You are a bad birdwatcher. According to Simon Barnes, even the baddest birdwatcher
in the world knows something about birds.
The sports editor of The Times, London, believes
that birdwatching starts, simply, with a habit of looking. You let birds into
your life a little at a time. And if you share your looking and listening with
other people, so much the better.
As Barnes points out, you actually know more birds
than you think you do. Even if there are 10,000 bird names to be mastered,
you can get to know more bird names than people youve enjoyed meeting,
says he. Drawing heavily on writers from Woody Allen to John Keats to Orhan Pamuk,
Barnes recounts his favourite birdwatching adventures from England to Asia.
According to him, we are drawn to birdwatching because
we secretly nurture a dream to fly. Thats the best of all dreams.

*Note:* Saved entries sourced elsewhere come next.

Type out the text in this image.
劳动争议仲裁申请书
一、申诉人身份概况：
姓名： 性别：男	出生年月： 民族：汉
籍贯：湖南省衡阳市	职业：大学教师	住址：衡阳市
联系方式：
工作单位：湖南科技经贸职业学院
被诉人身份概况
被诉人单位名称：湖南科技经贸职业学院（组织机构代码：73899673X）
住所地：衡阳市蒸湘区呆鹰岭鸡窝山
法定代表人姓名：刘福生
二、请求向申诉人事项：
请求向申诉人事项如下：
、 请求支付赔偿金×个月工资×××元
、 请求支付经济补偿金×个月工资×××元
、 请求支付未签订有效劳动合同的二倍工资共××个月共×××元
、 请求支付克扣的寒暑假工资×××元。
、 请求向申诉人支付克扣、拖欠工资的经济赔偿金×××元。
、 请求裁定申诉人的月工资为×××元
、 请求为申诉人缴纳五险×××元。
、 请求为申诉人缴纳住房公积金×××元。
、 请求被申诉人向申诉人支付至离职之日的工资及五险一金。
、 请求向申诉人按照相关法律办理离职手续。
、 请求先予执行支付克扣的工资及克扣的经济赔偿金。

Barnes manages to make an obsessive theme into a soothing
read, taking out all erudition and infusing a lot of fun in the hobby. Sample
this: House martins are dapper little chaps, navy blue with white bums, and they
are one of the sights and sounds of the English summer: doing things like whizzing
round church steeples and catching flies in their beaks.
Barnes novel approach to ornithology will give
others confidence to get pleasure from the cheapest and most rewarding pursuit.
Despite his freewheeling approach we get glimpses his expertise on wildlife, conservation
and travel.
This is a refreshingly irreverent and enjoyable book
for all those who love staring out of windows.